Carmen Tisch, 36, faces charges of criminal mischief in the Dec. 29 attack on the painting, said district attorney spokeswoman Lynn Kimbrough.
The painting, referred to as 1957-J-No. 2, is valued at more than $30 million. The large montage of black, white and burnt orange swaths with a sliver of yellow is from Still's middle period.
Museum officials said they believe security is adequate for the facility and that they regularly evaluate security to protect the collection and visitors. Museum spokeswoman Regan Petersen said in a statement that its guards "acted swiftly and appropriately; the police were summoned immediately and the offender was taken into custody."
Denver acquired the collection in stiff competition by promising to build a facility for the paintings and sculptures. Still, who died in 1980, specified in his will that his estate had to go to an American city willing to establish a permanent museum for his work. He was one of the first abstract expressionist artists following World War II.
The museum has raised $32 million in private donations for its building, endowment and operations, Petersen said. The city of Denver also contributed about $99 million from an auction of four Still works.

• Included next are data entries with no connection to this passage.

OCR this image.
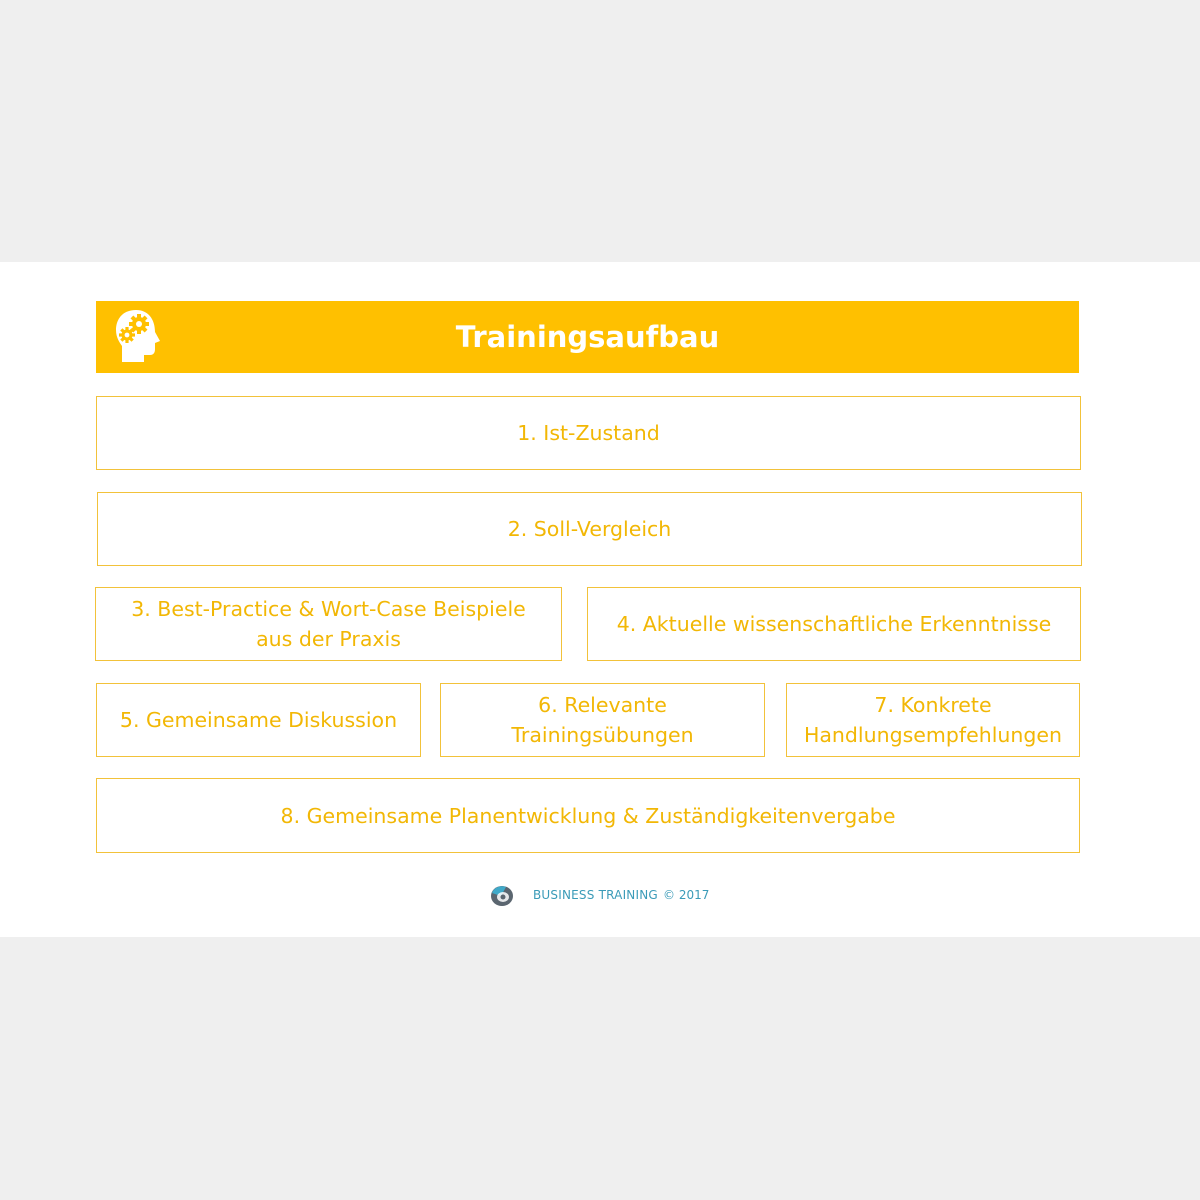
Trainingsaufbau
1. Ist-Zustand
2. Soll-Vergleich
3. Best-Practice & Wort-Case Beispiele aus der Praxis
4. Aktuelle wissenschaftliche Erkenntnisse
5. Gemeinsame Diskussion
6. Relevante Trainingsübungen
7. Konkrete Handlungsempfehlungen
8. Gemeinsame Planentwicklung & Zuständigkeitenvergabe
BUSINESS TRAINING © 2017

Visitors touring the gallery Thursday said they were horrified by the attack. Rachel Gelbman and Christine Shaw, of Denver, said they had seen the painting at the Denver Art Museum and noticed it was missing, replaced by a similar painting from the 1956-1958 era.
To them, it wasn't the same.
"What would possess someone to do that?" Gelbman said as security guards roamed the building.
In 2010, a Montana woman was accused of taking a crowbar to a Loveland art museum display that critics denounced as obscene. Critics said it showed Jesus Christ engaged in a sex act; The artist, Stanford University professor Enrique Chagoya, said the work represented what he saw as corruption in religious institutions. Kathleen Folden was accused of damaging the print.
Tisch remained held on $20,000 bond. Court records did not indicate if she had an attorney, and no phone listing was available.
At the museum, on the wall near where Still's painting once stood, Still summed up his philosophy of art: "I never wanted color to be color, texture to be texture, images to become images. I wanted them all to fuse into a living spirit."